Page:A Son at the Front (1923) Wharton.djvu/131
A SON AT THE FRONT
Suddenly they lit on a short paragraph: "Fallen on the Field of Honour." One had got used to that with the rest; used even to the pang of reading names one knew, evoking familiar features, young faces blotted out in blood, young limbs convulsed in the fires of that hell called "the Front." But this time Campton turned pale and the paper fell to his knee.
"Fortin-Lescluze; Jean-Jacques-Marie, lieutenant of Chasseurs à Pied, gloriously fallen for France. . ." There followed a ringing citation.

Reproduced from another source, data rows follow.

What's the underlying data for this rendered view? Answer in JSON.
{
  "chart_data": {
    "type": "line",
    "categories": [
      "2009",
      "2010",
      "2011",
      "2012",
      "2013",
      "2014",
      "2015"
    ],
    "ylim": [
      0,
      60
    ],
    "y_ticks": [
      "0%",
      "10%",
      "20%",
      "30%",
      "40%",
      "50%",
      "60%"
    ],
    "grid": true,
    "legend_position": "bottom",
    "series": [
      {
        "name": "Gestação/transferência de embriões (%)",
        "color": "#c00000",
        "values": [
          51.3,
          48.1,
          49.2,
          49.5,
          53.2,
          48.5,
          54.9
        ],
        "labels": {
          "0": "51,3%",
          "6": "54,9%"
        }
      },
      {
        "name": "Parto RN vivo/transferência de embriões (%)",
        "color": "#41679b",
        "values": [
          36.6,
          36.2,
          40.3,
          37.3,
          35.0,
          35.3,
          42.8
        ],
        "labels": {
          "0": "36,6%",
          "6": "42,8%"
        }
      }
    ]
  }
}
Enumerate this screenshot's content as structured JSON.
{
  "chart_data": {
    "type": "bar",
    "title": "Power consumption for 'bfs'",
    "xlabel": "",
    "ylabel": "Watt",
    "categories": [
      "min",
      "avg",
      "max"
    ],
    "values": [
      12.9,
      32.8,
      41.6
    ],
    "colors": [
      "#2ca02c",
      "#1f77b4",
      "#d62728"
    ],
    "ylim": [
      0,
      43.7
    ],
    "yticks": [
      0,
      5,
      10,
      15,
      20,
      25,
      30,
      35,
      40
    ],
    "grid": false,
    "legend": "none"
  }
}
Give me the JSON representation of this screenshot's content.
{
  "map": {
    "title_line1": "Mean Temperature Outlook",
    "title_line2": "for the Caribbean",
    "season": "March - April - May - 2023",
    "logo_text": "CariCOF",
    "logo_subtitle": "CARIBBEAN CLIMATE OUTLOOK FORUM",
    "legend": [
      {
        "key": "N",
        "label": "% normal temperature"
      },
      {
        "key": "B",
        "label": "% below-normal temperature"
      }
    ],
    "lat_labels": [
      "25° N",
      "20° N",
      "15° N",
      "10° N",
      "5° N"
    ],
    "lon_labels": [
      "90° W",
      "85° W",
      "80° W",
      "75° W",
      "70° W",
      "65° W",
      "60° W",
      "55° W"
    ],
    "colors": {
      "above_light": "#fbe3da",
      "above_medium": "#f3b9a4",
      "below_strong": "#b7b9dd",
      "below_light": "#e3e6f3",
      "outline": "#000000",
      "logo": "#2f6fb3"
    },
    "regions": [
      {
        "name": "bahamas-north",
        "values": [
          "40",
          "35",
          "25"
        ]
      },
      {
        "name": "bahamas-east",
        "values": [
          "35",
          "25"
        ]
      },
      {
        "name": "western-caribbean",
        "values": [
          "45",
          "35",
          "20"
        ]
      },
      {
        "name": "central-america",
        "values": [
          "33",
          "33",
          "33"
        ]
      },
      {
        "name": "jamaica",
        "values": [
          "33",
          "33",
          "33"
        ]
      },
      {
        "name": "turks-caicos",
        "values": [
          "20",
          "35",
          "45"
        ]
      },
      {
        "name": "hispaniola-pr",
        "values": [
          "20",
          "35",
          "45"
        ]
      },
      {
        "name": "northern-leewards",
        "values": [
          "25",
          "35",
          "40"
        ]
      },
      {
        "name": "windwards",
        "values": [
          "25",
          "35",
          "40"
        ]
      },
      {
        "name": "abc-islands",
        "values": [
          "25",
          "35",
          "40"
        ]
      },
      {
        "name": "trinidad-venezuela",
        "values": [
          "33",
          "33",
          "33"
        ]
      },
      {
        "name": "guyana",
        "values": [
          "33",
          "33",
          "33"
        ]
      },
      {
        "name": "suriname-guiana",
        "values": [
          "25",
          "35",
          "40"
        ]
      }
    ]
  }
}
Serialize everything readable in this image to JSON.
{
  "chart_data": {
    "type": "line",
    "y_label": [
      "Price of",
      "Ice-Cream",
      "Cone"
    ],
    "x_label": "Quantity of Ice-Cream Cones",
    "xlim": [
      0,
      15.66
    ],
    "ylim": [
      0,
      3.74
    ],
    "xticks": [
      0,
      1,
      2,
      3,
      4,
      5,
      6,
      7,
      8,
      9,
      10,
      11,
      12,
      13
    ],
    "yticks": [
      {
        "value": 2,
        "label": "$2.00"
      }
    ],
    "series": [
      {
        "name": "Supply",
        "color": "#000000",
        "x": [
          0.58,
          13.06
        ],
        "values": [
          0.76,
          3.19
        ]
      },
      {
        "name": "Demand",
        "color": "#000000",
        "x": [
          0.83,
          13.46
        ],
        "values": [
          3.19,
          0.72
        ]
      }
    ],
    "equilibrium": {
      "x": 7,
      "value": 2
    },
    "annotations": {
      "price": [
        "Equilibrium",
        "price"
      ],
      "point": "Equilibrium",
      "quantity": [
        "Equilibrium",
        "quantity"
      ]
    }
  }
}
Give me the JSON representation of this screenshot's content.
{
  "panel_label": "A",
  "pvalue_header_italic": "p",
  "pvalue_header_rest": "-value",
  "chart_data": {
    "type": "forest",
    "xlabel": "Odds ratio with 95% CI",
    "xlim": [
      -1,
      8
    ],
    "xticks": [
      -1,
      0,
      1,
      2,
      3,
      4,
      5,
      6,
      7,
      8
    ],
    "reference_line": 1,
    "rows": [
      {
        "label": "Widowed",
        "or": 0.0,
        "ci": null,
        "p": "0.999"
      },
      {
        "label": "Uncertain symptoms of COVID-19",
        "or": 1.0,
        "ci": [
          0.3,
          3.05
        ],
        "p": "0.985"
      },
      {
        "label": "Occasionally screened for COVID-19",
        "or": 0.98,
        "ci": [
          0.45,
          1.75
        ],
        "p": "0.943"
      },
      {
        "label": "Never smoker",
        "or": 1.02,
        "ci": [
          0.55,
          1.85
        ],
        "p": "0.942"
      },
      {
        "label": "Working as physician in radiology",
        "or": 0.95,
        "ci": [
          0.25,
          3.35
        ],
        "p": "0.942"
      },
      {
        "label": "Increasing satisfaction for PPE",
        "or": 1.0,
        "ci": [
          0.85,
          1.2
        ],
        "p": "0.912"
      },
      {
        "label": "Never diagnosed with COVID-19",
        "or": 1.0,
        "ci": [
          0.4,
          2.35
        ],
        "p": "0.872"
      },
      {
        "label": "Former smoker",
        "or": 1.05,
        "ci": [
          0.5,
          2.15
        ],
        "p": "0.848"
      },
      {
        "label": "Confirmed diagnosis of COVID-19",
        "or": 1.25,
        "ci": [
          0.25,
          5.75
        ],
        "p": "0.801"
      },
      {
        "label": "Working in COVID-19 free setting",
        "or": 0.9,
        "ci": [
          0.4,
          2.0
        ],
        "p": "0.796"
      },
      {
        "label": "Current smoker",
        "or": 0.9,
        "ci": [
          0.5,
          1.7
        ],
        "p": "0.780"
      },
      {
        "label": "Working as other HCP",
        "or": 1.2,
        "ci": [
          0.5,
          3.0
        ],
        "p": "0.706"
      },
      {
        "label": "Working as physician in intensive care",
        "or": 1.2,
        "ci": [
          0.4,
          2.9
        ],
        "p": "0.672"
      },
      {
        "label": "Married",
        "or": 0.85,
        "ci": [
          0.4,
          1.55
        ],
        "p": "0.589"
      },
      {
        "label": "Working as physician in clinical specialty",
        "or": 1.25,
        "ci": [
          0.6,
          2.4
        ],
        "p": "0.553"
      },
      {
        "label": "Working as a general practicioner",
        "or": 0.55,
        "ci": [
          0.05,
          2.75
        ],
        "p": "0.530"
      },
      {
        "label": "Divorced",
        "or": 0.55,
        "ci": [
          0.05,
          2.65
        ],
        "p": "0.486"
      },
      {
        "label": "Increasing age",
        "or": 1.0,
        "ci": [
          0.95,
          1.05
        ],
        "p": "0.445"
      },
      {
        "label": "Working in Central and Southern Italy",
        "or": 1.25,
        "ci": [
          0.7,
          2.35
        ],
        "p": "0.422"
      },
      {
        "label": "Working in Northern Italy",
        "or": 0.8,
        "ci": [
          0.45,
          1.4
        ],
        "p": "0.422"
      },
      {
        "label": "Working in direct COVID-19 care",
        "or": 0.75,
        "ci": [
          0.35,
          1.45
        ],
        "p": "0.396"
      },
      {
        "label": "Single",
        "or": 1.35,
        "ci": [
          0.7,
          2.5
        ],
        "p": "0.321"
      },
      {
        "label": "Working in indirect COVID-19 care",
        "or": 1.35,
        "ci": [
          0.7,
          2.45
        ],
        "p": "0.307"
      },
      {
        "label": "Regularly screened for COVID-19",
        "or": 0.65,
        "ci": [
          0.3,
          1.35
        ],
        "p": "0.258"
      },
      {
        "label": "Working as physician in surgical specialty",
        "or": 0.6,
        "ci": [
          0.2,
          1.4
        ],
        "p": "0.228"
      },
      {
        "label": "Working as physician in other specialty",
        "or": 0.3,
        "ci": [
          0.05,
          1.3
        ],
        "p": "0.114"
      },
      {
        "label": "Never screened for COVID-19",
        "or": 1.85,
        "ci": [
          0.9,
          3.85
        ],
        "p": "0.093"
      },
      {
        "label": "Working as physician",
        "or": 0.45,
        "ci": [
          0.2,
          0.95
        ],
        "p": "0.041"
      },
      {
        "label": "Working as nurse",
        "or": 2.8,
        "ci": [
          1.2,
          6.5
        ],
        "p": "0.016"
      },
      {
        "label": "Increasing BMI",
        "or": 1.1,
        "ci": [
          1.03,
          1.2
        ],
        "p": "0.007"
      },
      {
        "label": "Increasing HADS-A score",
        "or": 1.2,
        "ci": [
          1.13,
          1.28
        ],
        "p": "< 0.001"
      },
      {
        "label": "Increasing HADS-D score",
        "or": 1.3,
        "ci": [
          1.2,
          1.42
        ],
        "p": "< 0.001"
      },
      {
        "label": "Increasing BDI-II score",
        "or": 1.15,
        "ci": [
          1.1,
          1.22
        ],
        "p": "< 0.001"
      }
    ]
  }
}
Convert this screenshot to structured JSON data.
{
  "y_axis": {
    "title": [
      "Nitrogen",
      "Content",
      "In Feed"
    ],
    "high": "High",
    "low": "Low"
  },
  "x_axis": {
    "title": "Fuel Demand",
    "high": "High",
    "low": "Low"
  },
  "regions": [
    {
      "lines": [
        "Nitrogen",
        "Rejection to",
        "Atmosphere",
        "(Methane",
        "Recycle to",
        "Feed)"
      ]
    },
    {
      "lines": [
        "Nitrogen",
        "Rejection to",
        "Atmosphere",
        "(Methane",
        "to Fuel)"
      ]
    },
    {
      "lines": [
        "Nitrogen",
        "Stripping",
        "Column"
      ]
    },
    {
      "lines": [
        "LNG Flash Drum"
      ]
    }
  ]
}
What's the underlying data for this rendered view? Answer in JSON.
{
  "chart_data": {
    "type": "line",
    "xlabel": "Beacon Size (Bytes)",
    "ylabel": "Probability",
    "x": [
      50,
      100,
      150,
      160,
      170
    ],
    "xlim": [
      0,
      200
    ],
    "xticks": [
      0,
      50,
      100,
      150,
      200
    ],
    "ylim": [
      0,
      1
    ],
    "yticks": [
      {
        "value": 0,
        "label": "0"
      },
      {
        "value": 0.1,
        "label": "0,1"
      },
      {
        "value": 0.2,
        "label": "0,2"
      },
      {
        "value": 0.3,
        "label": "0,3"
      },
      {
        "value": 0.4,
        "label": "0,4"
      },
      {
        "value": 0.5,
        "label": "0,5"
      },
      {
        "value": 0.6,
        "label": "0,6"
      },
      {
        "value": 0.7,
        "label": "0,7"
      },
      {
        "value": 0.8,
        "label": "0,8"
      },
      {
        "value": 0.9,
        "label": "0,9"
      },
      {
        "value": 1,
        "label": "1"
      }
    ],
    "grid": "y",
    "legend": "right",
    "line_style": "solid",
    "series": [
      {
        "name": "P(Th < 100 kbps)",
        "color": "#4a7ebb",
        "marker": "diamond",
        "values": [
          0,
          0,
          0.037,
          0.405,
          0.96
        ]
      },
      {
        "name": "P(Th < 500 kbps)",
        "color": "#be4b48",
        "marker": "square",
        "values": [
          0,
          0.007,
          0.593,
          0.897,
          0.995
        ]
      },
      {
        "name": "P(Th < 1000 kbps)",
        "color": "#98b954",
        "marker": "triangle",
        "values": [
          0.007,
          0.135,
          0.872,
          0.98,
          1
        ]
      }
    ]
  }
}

Fortin's son, his only son, was dead.
Campton saw before him the honest bourgeois dining-room, so strangely out of keeping with the rest of the establishment; he saw the late August sun slanting in on the group about the table, on the ambitious and unscrupulous great man, the two quiet women hidden under his illustrious roof, and the youth who had held together these three dissimilar people, making an invisible home in the heart of all that publicity. Campton remembered his brief exchange of words with Fortin on the threshold, and the father's uncontrollable outburst: "For his mother and myself it's not a trifle—having our only son in the war."
Campton shut his eyes and leaned back, sick with the memory. This man had had a share in saving George; but his own son he could not save.
"What's the matter?" Miss Anthony asked, her hand on his arm.